Inaugurée par les portugais au XVIème siècle, la route maritime et commerciale des Indes Orientales par le Cap de Bonne Espérance entraîne à son tour les autres nations européennes vers des échanges entre l'Occident et l'Asie au cours des XVIIème et XVIIIème siècles.

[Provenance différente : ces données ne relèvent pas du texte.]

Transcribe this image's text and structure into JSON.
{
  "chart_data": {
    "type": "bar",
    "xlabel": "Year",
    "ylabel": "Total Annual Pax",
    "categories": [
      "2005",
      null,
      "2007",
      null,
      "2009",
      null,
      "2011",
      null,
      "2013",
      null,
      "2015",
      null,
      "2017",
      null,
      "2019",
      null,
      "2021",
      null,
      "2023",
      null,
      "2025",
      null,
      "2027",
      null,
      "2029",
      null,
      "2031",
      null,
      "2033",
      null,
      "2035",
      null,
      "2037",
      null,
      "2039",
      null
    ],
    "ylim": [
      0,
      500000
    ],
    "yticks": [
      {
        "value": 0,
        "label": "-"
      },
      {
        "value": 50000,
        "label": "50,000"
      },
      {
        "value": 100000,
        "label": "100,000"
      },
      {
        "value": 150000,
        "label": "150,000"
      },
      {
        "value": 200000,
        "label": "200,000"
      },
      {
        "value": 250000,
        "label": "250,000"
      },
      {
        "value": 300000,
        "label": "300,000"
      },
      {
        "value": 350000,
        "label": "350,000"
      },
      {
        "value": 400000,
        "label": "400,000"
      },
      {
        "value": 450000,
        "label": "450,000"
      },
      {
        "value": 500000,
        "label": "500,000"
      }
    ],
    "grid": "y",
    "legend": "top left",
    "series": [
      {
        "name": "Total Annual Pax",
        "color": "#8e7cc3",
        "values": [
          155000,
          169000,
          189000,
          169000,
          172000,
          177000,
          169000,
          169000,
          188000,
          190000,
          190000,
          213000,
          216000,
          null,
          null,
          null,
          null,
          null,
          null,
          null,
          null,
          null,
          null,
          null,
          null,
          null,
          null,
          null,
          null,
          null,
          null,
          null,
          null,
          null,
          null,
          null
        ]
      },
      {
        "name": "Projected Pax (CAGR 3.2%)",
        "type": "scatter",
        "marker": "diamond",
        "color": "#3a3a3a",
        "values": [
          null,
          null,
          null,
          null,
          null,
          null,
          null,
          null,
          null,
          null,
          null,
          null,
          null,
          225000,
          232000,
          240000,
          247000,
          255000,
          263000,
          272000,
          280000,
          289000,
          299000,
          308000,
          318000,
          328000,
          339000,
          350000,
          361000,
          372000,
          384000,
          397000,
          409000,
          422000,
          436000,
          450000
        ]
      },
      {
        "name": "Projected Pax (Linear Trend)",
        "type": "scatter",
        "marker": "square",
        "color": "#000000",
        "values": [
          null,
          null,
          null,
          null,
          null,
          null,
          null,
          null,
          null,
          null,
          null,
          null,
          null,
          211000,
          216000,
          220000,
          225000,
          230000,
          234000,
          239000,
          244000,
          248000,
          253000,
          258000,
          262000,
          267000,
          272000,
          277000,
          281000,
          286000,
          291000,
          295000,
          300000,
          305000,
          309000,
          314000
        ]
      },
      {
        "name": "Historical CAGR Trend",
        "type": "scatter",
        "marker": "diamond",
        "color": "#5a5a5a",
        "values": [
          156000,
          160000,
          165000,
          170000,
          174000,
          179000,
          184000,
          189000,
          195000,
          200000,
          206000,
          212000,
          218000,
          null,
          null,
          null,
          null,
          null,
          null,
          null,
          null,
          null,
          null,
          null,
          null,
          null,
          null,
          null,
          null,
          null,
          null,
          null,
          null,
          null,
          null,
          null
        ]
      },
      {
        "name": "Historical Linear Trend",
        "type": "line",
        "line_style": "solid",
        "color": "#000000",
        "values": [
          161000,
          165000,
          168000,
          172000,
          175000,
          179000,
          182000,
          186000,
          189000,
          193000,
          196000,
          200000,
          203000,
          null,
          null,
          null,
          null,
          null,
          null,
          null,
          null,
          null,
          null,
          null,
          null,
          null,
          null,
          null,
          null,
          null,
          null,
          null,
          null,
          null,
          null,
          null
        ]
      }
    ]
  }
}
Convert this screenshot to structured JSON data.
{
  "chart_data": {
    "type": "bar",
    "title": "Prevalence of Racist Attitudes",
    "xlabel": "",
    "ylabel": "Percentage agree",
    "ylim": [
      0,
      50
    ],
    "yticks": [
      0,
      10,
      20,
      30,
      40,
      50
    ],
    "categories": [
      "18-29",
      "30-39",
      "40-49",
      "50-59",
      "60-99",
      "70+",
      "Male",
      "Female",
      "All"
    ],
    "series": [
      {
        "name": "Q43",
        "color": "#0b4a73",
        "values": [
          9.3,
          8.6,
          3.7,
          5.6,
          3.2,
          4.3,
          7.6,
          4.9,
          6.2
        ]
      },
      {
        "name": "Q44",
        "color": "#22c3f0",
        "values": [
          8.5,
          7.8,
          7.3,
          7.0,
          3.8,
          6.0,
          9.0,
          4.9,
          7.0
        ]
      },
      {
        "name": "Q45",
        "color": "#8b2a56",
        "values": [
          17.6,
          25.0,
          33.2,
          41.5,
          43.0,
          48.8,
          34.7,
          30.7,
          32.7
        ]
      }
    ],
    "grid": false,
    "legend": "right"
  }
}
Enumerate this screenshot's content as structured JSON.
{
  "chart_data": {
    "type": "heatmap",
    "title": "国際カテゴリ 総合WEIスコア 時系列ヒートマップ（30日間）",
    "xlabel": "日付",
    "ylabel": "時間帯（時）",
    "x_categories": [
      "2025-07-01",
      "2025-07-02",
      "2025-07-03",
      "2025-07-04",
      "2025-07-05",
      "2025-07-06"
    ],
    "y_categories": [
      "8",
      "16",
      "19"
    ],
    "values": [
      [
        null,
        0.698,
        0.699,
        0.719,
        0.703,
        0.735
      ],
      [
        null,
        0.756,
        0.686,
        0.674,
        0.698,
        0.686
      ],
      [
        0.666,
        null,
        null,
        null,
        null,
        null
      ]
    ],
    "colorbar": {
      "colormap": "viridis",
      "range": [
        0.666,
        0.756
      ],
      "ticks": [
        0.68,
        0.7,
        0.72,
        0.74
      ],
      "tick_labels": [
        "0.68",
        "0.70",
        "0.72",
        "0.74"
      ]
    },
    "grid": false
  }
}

L'Occident attendait de l'Asie ses épices : du poivre d'Inde ou de Sumatra, de la cannelle ; écorce détachée d'un arbre à Ceylan ; des clous de girofle cueillis aux Moluques ; de la noix de muscade originaire de l'archipel des Banda...
En quelques années une frénésie s'empara des marchands et des comptoirs se créent en Orient.
Des produits tels que tissus (cotonnades, percale, soieries), porcelaines, thés et cafés circulent sur les tables d'Europe. Rapidement trois compagnies s'imposèrent : le V.O.C. Verenigde Oost-Indische Compagnie pour la hollande, l'E.I.C. l'East India Company pour les anglais et la Compagnie des Indes Orientales pour la France. |
Créée en 1666 par Colbert, la Compagnie Française des Indes reçoit du pouvoir royal le privilège exclusif du commerce maritime lointain avec tous les pays situés au-delà du Cap de Bonne Espérance.
La voie maritime de la Compagnie des Indes véhicule comme aux diverses époques de l'histoire du monde et des échanges intercontinentaux, de multiples relations intellectuelles et artistiques où l'oeuvre d'art rend matériellement témoignage des liens étroits des civilisations d'Orient et d'Occident.
Chacune des 15 chambres de la Villa Kerasy représente une escale sur la route maritime vers l'Asie.